What are the Risk Factors for Developing Severe Diabetic Neuropathy?
- Poor glucose control
- Advanced age
- Hypertension or elevated blood pressure
- Long duration of diabetes
- Elevated cholesterol levels
- Heavy alcohol consumption
How is Diabetic Neuropathy Diagnosed?
- Laboratory tests to exclude other causes.
- Physical exam
- Electromyogram (EMG) of muscles affected and nerve conduction testing with referral to neurologist is rarely needed.
Why is it Important to Diagnose Diabetic Neuropathy?
- It is important to check for neuropathy in diabetics because poor or absent sensation in the feet can lead to foot ulcers and amputation.

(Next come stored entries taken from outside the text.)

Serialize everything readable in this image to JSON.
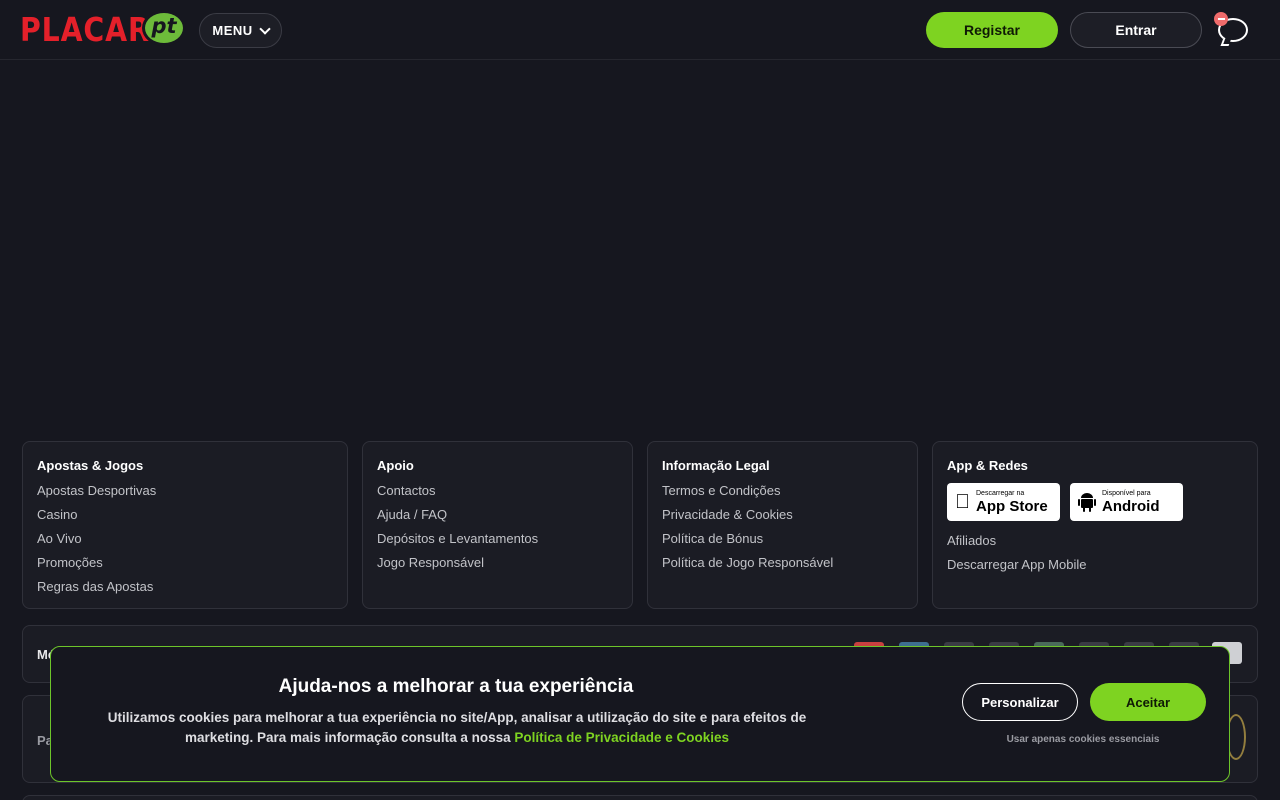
{
  "header": {
    "logo_main": "PLACARD",
    "logo_badge": "pt",
    "menu_label": "MENU",
    "register_label": "Registar",
    "login_label": "Entrar"
  },
  "footer": {
    "columns": [
      {
        "title": "Apostas & Jogos",
        "links": [
          "Apostas Desportivas",
          "Casino",
          "Ao Vivo",
          "Promoções",
          "Regras das Apostas"
        ]
      },
      {
        "title": "Apoio",
        "links": [
          "Contactos",
          "Ajuda / FAQ",
          "Depósitos e Levantamentos",
          "Jogo Responsável"
        ]
      },
      {
        "title": "Informação Legal",
        "links": [
          "Termos e Condições",
          "Privacidade & Cookies",
          "Política de Bónus",
          "Política de Jogo Responsável"
        ]
      },
      {
        "title": "App & Redes",
        "links": [
          "Afiliados",
          "Descarregar App Mobile"
        ]
      }
    ],
    "app_store": {
      "small": "Descarregar na",
      "big": "App Store"
    },
    "android": {
      "small": "Disponível para",
      "big": "Android"
    },
    "payments_label": "Mé",
    "partners_label": "Pa"
  },
  "cookie": {
    "title": "Ajuda-nos a melhorar a tua experiência",
    "text": "Utilizamos cookies para melhorar a tua experiência no site/App, analisar a utilização do site e para efeitos de marketing. Para mais informação consulta a nossa",
    "link": "Política de Privacidade e Cookies",
    "customize_label": "Personalizar",
    "accept_label": "Aceitar",
    "essential_label": "Usar apenas cookies essenciais"
  },
  "colors": {
    "accent": "#7ed321",
    "background": "#16171f",
    "logo_red": "#e4202a"
  },
  "icons": [
    "chevron-down-icon",
    "chat-icon",
    "apple-icon",
    "android-icon"
  ]
}
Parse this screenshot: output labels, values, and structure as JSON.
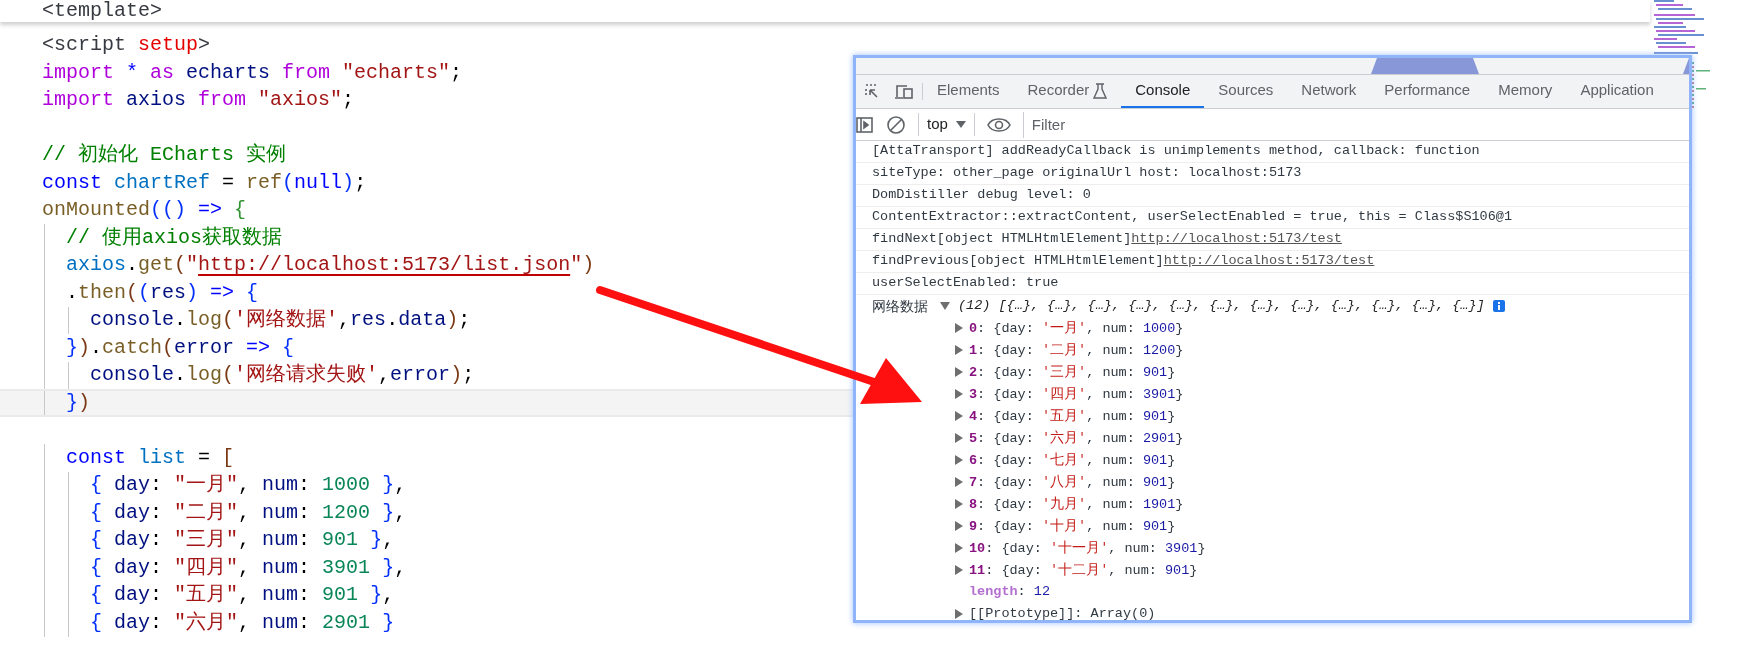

Also, patients can be at increased risk for fall when they lose the protective sensation at the feet.
How do I Treat Diabetic Neuropathy?
- Good glucose control can prevent diabetic neuropathy in type 1 diabetics, and it can slow progression of disease in type 2 diabetics.
- Pain management:
Antidepressants (Duloxetine or Cymbalta, Amitriptyline or Elavil)
Anticonvulsants (Gabapentin or Neurontin, Pregabalin or Lyrica)
- Topicals (Capsaicin, Lidocaine)
- Physical therapy for muscle pain and weakness.
- Treatment of orthostatic hypotension includes both non-medication (adequate fluid intake, avoid aggravating medications, compression stockings) and medication such as Midodrine.
- Treatment of gastroparesis includes eating frequent small meals and avoiding drugs that decrease gastric motility such as opioids. Metoclopramide is a drug that can help increase gastric motility, but it has neurologic risk that prevents its use for longer than 12 weeks. An implanted electrical device to stimulate stomach motility has been approved for use for patients with severe gastroparesis unresponsive to other treatments.
Quan, D., 2020, Diabetic Neuropathy, Medscape, Jan. 17, 2020.
Khardori, R., 2020,Type 2 Diabetes Mellitus Overview, Medscape, May 28, 2020.
Diabetes Care, January 2019, Volume 42, Supplement 1.